The monsoon season is underway, with its heavy winds and long rain showers. It has made life more miserable for tsunami victims who haven't been able to find homes of their own and are living in Weligama's temporary camps.
For Chathura, the rain isn't the only problem. The Sri Lankan army stopped guarding the camp he lives in two weeks ago, and security has deteriorated.
The camp was built by the Ministry of Fisheries in the Pelena neighborhood. Chathura and his father moved in about a month after December's tsunami destroyed their home, and considered it a step up from the camp where they had been living near Weligama's school.
The Pelena camp's temporary homes have a gap between their corrugated metal walls and sheet metal ceilings. When the rains started, camp residents tried to keep dry by sealing the gap with mats, plastic sheeting and even bed sheets. It has not been very effective.
When it isn't raining, the days are humid and very, very hot -- around 40 degrees centigrade (104 degrees fahrenheit). Fans aren't much help, so some residents have placed coconut leaves on top of the galvanized roofs. That has brought the temperature down a few degrees, but it is still very unpleasant.
A more serious problem is the Sri Lankan army's recent decision to stop guarding the camp, according to Chathura and his father.

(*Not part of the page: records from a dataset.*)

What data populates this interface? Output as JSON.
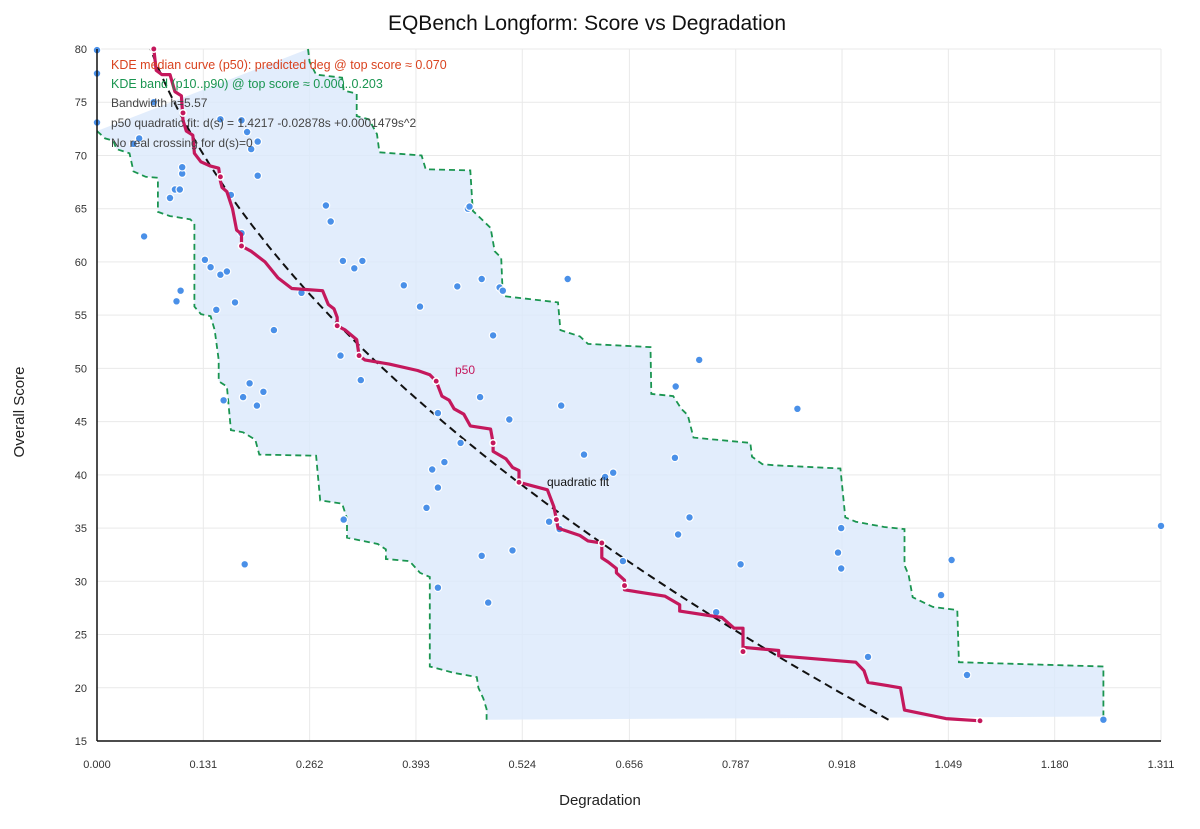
{
  "chart_data": {
    "type": "scatter",
    "title": "EQBench Longform: Score vs Degradation",
    "xlabel": "Degradation",
    "ylabel": "Overall Score",
    "xlim": [
      0,
      1.311
    ],
    "ylim": [
      15,
      80
    ],
    "x_ticks": [
      "0.000",
      "0.131",
      "0.262",
      "0.393",
      "0.524",
      "0.656",
      "0.787",
      "0.918",
      "1.049",
      "1.180",
      "1.311"
    ],
    "y_ticks": [
      "15",
      "20",
      "25",
      "30",
      "35",
      "40",
      "45",
      "50",
      "55",
      "60",
      "65",
      "70",
      "75",
      "80"
    ],
    "grid": true,
    "annotations": {
      "median": "KDE median curve (p50): predicted deg @ top score ≈ 0.070",
      "band": "KDE band (p10..p90) @ top score ≈ 0.000..0.203",
      "bandwidth": "Bandwidth h=5.57",
      "quadratic": "p50 quadratic fit: d(s) = 1.4217 -0.02878s +0.0001479s^2",
      "crossing": "No real crossing for d(s)=0",
      "p50_label": "p50",
      "fit_label": "quadratic fit"
    },
    "fit": {
      "a": 1.4217,
      "b": -0.02878,
      "c": 0.0001479,
      "s_from": 17,
      "s_to": 80
    },
    "points": [
      [
        0.0,
        79.9
      ],
      [
        0.0,
        77.7
      ],
      [
        0.0,
        73.1
      ],
      [
        0.045,
        71.1
      ],
      [
        0.052,
        71.6
      ],
      [
        0.07,
        75.0
      ],
      [
        0.058,
        62.4
      ],
      [
        0.09,
        66.0
      ],
      [
        0.096,
        66.8
      ],
      [
        0.102,
        66.8
      ],
      [
        0.105,
        68.3
      ],
      [
        0.105,
        68.9
      ],
      [
        0.098,
        56.3
      ],
      [
        0.103,
        57.3
      ],
      [
        0.133,
        60.2
      ],
      [
        0.14,
        59.5
      ],
      [
        0.152,
        58.8
      ],
      [
        0.16,
        59.1
      ],
      [
        0.147,
        55.5
      ],
      [
        0.165,
        66.3
      ],
      [
        0.17,
        56.2
      ],
      [
        0.178,
        62.7
      ],
      [
        0.185,
        72.2
      ],
      [
        0.19,
        70.6
      ],
      [
        0.198,
        71.3
      ],
      [
        0.198,
        68.1
      ],
      [
        0.152,
        73.4
      ],
      [
        0.178,
        73.3
      ],
      [
        0.156,
        47.0
      ],
      [
        0.18,
        47.3
      ],
      [
        0.188,
        48.6
      ],
      [
        0.197,
        46.5
      ],
      [
        0.205,
        47.8
      ],
      [
        0.218,
        53.6
      ],
      [
        0.182,
        31.6
      ],
      [
        0.252,
        57.1
      ],
      [
        0.282,
        65.3
      ],
      [
        0.288,
        63.8
      ],
      [
        0.3,
        51.2
      ],
      [
        0.303,
        60.1
      ],
      [
        0.317,
        59.4
      ],
      [
        0.327,
        60.1
      ],
      [
        0.325,
        48.9
      ],
      [
        0.304,
        35.8
      ],
      [
        0.378,
        57.8
      ],
      [
        0.398,
        55.8
      ],
      [
        0.406,
        36.9
      ],
      [
        0.413,
        40.5
      ],
      [
        0.42,
        38.8
      ],
      [
        0.42,
        29.4
      ],
      [
        0.42,
        45.8
      ],
      [
        0.428,
        41.2
      ],
      [
        0.444,
        57.7
      ],
      [
        0.448,
        43.0
      ],
      [
        0.457,
        65.0
      ],
      [
        0.459,
        65.2
      ],
      [
        0.472,
        47.3
      ],
      [
        0.474,
        58.4
      ],
      [
        0.474,
        32.4
      ],
      [
        0.482,
        28.0
      ],
      [
        0.488,
        53.1
      ],
      [
        0.496,
        57.6
      ],
      [
        0.5,
        57.3
      ],
      [
        0.508,
        45.2
      ],
      [
        0.512,
        32.9
      ],
      [
        0.557,
        35.6
      ],
      [
        0.57,
        34.9
      ],
      [
        0.572,
        46.5
      ],
      [
        0.58,
        58.4
      ],
      [
        0.6,
        41.9
      ],
      [
        0.626,
        39.8
      ],
      [
        0.636,
        40.2
      ],
      [
        0.648,
        31.9
      ],
      [
        0.713,
        48.3
      ],
      [
        0.712,
        41.6
      ],
      [
        0.716,
        34.4
      ],
      [
        0.73,
        36.0
      ],
      [
        0.742,
        50.8
      ],
      [
        0.763,
        27.1
      ],
      [
        0.793,
        31.6
      ],
      [
        0.863,
        46.2
      ],
      [
        0.913,
        32.7
      ],
      [
        0.917,
        35.0
      ],
      [
        0.917,
        31.2
      ],
      [
        0.95,
        22.9
      ],
      [
        1.04,
        28.7
      ],
      [
        1.053,
        32.0
      ],
      [
        1.072,
        21.2
      ],
      [
        1.24,
        17.0
      ],
      [
        1.311,
        35.2
      ]
    ],
    "median_curve": [
      [
        0.07,
        80.0
      ],
      [
        0.073,
        78.0
      ],
      [
        0.08,
        77.6
      ],
      [
        0.09,
        77.6
      ],
      [
        0.096,
        76.0
      ],
      [
        0.104,
        75.6
      ],
      [
        0.106,
        73.3
      ],
      [
        0.11,
        72.3
      ],
      [
        0.118,
        71.9
      ],
      [
        0.12,
        70.2
      ],
      [
        0.128,
        69.4
      ],
      [
        0.14,
        69.0
      ],
      [
        0.15,
        68.8
      ],
      [
        0.152,
        67.6
      ],
      [
        0.154,
        67.0
      ],
      [
        0.16,
        66.6
      ],
      [
        0.167,
        65.0
      ],
      [
        0.172,
        63.0
      ],
      [
        0.178,
        62.6
      ],
      [
        0.178,
        61.5
      ],
      [
        0.19,
        61.0
      ],
      [
        0.207,
        60.0
      ],
      [
        0.223,
        58.5
      ],
      [
        0.24,
        57.5
      ],
      [
        0.278,
        57.3
      ],
      [
        0.285,
        56.0
      ],
      [
        0.292,
        55.6
      ],
      [
        0.296,
        54.8
      ],
      [
        0.296,
        54.0
      ],
      [
        0.306,
        53.6
      ],
      [
        0.32,
        52.7
      ],
      [
        0.323,
        51.2
      ],
      [
        0.33,
        50.8
      ],
      [
        0.36,
        50.4
      ],
      [
        0.395,
        49.8
      ],
      [
        0.41,
        49.4
      ],
      [
        0.418,
        48.8
      ],
      [
        0.425,
        47.4
      ],
      [
        0.434,
        47.0
      ],
      [
        0.44,
        46.2
      ],
      [
        0.452,
        45.7
      ],
      [
        0.46,
        44.6
      ],
      [
        0.485,
        44.3
      ],
      [
        0.488,
        43.0
      ],
      [
        0.488,
        42.2
      ],
      [
        0.504,
        41.5
      ],
      [
        0.512,
        40.7
      ],
      [
        0.52,
        40.4
      ],
      [
        0.52,
        39.3
      ],
      [
        0.555,
        38.6
      ],
      [
        0.563,
        37.0
      ],
      [
        0.566,
        35.8
      ],
      [
        0.568,
        35.0
      ],
      [
        0.595,
        34.3
      ],
      [
        0.605,
        33.8
      ],
      [
        0.622,
        33.6
      ],
      [
        0.622,
        32.2
      ],
      [
        0.63,
        31.8
      ],
      [
        0.64,
        31.2
      ],
      [
        0.64,
        30.8
      ],
      [
        0.65,
        30.1
      ],
      [
        0.65,
        29.2
      ],
      [
        0.7,
        28.6
      ],
      [
        0.718,
        27.8
      ],
      [
        0.718,
        27.2
      ],
      [
        0.77,
        26.6
      ],
      [
        0.785,
        25.6
      ],
      [
        0.796,
        25.6
      ],
      [
        0.796,
        23.8
      ],
      [
        0.84,
        23.5
      ],
      [
        0.84,
        23.0
      ],
      [
        0.935,
        22.4
      ],
      [
        0.945,
        21.6
      ],
      [
        0.95,
        20.5
      ],
      [
        0.99,
        20.0
      ],
      [
        0.995,
        17.9
      ],
      [
        1.046,
        17.1
      ],
      [
        1.088,
        16.9
      ]
    ],
    "median_markers": [
      [
        0.07,
        80.0
      ],
      [
        0.106,
        74.0
      ],
      [
        0.152,
        68.0
      ],
      [
        0.178,
        61.5
      ],
      [
        0.296,
        54.0
      ],
      [
        0.323,
        51.2
      ],
      [
        0.418,
        48.8
      ],
      [
        0.488,
        43.0
      ],
      [
        0.52,
        39.3
      ],
      [
        0.566,
        35.8
      ],
      [
        0.622,
        33.6
      ],
      [
        0.65,
        29.6
      ],
      [
        0.796,
        23.4
      ],
      [
        1.088,
        16.9
      ]
    ],
    "band_upper": [
      [
        0.26,
        80.0
      ],
      [
        0.262,
        78.8
      ],
      [
        0.27,
        77.6
      ],
      [
        0.302,
        77.3
      ],
      [
        0.304,
        76.1
      ],
      [
        0.32,
        75.8
      ],
      [
        0.32,
        73.7
      ],
      [
        0.335,
        73.4
      ],
      [
        0.345,
        72.0
      ],
      [
        0.348,
        70.3
      ],
      [
        0.4,
        70.0
      ],
      [
        0.405,
        68.7
      ],
      [
        0.46,
        68.6
      ],
      [
        0.463,
        64.8
      ],
      [
        0.47,
        64.3
      ],
      [
        0.485,
        63.2
      ],
      [
        0.49,
        61.0
      ],
      [
        0.498,
        60.4
      ],
      [
        0.5,
        56.8
      ],
      [
        0.568,
        56.2
      ],
      [
        0.571,
        53.6
      ],
      [
        0.595,
        53.0
      ],
      [
        0.605,
        52.3
      ],
      [
        0.682,
        52.0
      ],
      [
        0.683,
        47.6
      ],
      [
        0.71,
        47.4
      ],
      [
        0.72,
        46.2
      ],
      [
        0.728,
        45.6
      ],
      [
        0.735,
        43.5
      ],
      [
        0.805,
        43.0
      ],
      [
        0.807,
        41.7
      ],
      [
        0.82,
        41.0
      ],
      [
        0.835,
        40.9
      ],
      [
        0.916,
        40.6
      ],
      [
        0.922,
        36.0
      ],
      [
        0.935,
        35.6
      ],
      [
        0.97,
        35.1
      ],
      [
        0.995,
        34.9
      ],
      [
        0.995,
        31.5
      ],
      [
        1.0,
        30.6
      ],
      [
        1.005,
        28.5
      ],
      [
        1.03,
        27.6
      ],
      [
        1.06,
        27.3
      ],
      [
        1.062,
        22.4
      ],
      [
        1.24,
        22.0
      ],
      [
        1.24,
        17.3
      ]
    ],
    "band_lower": [
      [
        0.0,
        72.3
      ],
      [
        0.01,
        71.6
      ],
      [
        0.02,
        71.4
      ],
      [
        0.024,
        70.6
      ],
      [
        0.04,
        70.2
      ],
      [
        0.045,
        68.5
      ],
      [
        0.06,
        68.0
      ],
      [
        0.075,
        67.9
      ],
      [
        0.075,
        64.7
      ],
      [
        0.09,
        64.3
      ],
      [
        0.115,
        64.0
      ],
      [
        0.12,
        63.6
      ],
      [
        0.12,
        55.8
      ],
      [
        0.128,
        55.1
      ],
      [
        0.14,
        54.9
      ],
      [
        0.145,
        53.6
      ],
      [
        0.15,
        50.8
      ],
      [
        0.15,
        48.8
      ],
      [
        0.16,
        48.3
      ],
      [
        0.165,
        44.2
      ],
      [
        0.18,
        44.0
      ],
      [
        0.195,
        43.3
      ],
      [
        0.2,
        41.9
      ],
      [
        0.27,
        41.8
      ],
      [
        0.275,
        37.6
      ],
      [
        0.302,
        37.3
      ],
      [
        0.308,
        35.9
      ],
      [
        0.308,
        34.1
      ],
      [
        0.346,
        33.5
      ],
      [
        0.356,
        33.0
      ],
      [
        0.356,
        32.1
      ],
      [
        0.385,
        31.9
      ],
      [
        0.398,
        30.8
      ],
      [
        0.41,
        30.4
      ],
      [
        0.41,
        22.0
      ],
      [
        0.44,
        21.4
      ],
      [
        0.468,
        21.0
      ],
      [
        0.47,
        20.0
      ],
      [
        0.476,
        19.0
      ],
      [
        0.48,
        18.0
      ],
      [
        0.48,
        17.0
      ]
    ]
  }
}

The guards had generally kept order in the camp, forbidding the use of alcohol and not permitting people to enter or leave after 10 p.m. Since the army pulled out, drunks in the camp have become a nuisance and sometimes start fights. Chathura and his father go inside their small room when there are fights and lock the door. "We don't want to be a part of that kind of activity," says Chathura's father, a tractor driver.
There is also less water available for washing in the camp, because nonresidents have begun to take water that the guards had reserved for residents. "They just come in early in the morning and take it," said Chahura's father. "We don't have enough water to shower. At my own home I could shower whenever I wanted. Here, there isn't even enough water."
Chathura's father says that the government promised to rebuild his home after the tsunami, but has not delivered.